Entrevista com Jorge Justino, candidato à presidência do Instituto Politécnico de Santarém.

Quais as razões da sua candidatura?
A experiência adquirida no âmbito das funções exercidas penso que constitui uma mais-valia para ocupar este cargo. Já fui Presidente do Instituto Politécnico de 1996 a 2006, vice-Presidente do Conselho Coordenador dos Institutos Superiores Politécnicos (CCISP) de 1999 a 2004 e membro desse mesmo órgão de 1996 a 2006.
Exerço neste momento funções de director da Escola Agrária, cargo onde estou desde 2007. A nível nacional e regional exerci funções como membro do Conselho Superior da Ciência, Tecnologia e Inovação, de 2003 a 2005, e fui ainda membro do Conselho Nacional da Acção Social Escolar de 1999 a 2004, tendo sido coordenador, a nível nacional, da Comissão Especializada dos Serviços de Acção Social Escolar do Ensino Superior Politécnico de 1999 a 2004 e membro do Conselho Regional da Comissão de Coordenação e Desenvolvimento Regional de Lisboa e Vale do Tejo (CCRLVT) de 2003 a 2006. Destaco ainda as funções como membro da Comissão Coordenadora que preparou a presidência portuguesa da União Europeia, na área da educação, tendo integrado a Comissão Organizadora da “Estratégia de Lisboa”. Nesta área fui também coordenador, a nível nacional, do Processo de Bolonha no Ensino Superior Politécnico,em 2004, tendo pertencido ao Conselho Executivo do European Association of Institutions in Higher Education, em 2001.
Penso que estas credenciais me permitem ser um dos candidatos com mais experiência para exercer a presidência do Instituto.

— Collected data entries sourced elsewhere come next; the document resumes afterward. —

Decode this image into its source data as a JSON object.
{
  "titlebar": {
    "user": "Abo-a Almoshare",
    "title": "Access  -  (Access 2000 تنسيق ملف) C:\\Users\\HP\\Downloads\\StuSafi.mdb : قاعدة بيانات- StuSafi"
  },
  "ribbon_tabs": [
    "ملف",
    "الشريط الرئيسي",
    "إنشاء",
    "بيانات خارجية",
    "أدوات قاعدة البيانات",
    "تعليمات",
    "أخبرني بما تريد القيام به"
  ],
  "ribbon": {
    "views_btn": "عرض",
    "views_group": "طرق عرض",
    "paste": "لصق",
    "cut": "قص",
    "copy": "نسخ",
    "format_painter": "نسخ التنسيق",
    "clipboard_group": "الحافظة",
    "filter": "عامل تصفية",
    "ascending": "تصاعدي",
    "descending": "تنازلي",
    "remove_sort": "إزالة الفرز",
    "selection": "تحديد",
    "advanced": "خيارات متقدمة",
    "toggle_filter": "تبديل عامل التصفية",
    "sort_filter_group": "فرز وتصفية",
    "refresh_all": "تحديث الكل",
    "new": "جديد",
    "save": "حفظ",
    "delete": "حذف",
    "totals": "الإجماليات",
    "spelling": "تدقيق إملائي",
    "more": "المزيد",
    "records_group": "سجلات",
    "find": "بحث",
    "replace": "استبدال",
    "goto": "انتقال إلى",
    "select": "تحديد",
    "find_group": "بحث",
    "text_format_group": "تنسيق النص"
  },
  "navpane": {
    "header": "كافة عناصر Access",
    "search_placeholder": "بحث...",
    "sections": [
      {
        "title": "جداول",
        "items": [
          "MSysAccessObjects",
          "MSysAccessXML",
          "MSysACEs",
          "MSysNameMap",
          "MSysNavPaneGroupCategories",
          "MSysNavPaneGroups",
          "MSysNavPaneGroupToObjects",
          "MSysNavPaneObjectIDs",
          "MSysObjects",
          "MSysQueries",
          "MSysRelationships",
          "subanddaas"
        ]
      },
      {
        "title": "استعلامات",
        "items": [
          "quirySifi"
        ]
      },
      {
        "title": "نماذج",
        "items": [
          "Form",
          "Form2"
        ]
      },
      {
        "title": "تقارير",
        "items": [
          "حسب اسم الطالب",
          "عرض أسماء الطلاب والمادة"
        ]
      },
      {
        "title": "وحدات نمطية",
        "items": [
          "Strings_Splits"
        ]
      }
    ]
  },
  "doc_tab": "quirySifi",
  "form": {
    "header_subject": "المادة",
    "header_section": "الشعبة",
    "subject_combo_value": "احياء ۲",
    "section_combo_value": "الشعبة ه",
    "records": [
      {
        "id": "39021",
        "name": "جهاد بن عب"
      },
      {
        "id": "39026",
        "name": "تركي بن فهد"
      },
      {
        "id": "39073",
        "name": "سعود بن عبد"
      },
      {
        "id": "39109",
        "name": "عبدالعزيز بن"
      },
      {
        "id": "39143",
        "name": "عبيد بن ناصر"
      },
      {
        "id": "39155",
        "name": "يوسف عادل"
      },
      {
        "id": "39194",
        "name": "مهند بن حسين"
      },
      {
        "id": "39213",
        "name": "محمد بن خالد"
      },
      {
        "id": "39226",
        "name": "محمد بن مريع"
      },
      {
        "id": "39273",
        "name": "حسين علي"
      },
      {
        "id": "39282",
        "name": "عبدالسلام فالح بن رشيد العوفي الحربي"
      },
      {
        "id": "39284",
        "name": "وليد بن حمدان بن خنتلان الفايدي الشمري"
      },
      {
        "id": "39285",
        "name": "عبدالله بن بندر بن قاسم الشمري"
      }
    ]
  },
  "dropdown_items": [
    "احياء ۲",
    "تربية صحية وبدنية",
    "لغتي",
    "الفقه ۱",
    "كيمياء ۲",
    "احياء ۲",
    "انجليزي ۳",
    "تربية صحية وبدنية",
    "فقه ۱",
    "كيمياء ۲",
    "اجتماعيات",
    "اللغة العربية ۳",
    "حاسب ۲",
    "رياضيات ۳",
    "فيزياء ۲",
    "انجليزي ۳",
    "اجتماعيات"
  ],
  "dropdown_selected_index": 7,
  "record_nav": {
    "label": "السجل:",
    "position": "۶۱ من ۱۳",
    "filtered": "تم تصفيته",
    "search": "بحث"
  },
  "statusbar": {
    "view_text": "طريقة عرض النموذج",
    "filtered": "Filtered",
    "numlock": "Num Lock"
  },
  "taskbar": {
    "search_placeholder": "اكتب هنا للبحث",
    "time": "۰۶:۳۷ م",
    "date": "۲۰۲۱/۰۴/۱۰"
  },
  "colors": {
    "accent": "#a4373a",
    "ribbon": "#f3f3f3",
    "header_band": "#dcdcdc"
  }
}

Quais são as suas principais propostas?
Defendo uma direcção mais dinâmica do Instituto e um desenvolvimento institucional de qualidade que conduza a um Instituto Politécnico de Santarém de excelência, capaz de ser competitivo numa área de ensino cada vez mais exigente. É por isto, que defendo também um instituto interveniente e com capacidade de resposta às novas exigências do ensino superior, sendo certo que esta é não é uma missão de um homem só, mas para a qual espero a colaboração de toda a comunidade académica e da sociedade em geral.
Acredito que é importante uma diversificação da oferta formativa e uma aposta no desenvolvimento cultural, desportivo e institucional do IPS. O Instituto deve continuar a ter uma forte integração na região, no país e cada vez no âmbito internacional, área que destaco pela importância que tem hoje a internacionalização para as instituições de ensino superior. Não esqueço também a importância de dar um maior apoio aos funcionários docentes, não-docentes e obviamente aos estudantes, sobretudo ao nível da sua formação. Defendo também uma intensificação da área da investigação .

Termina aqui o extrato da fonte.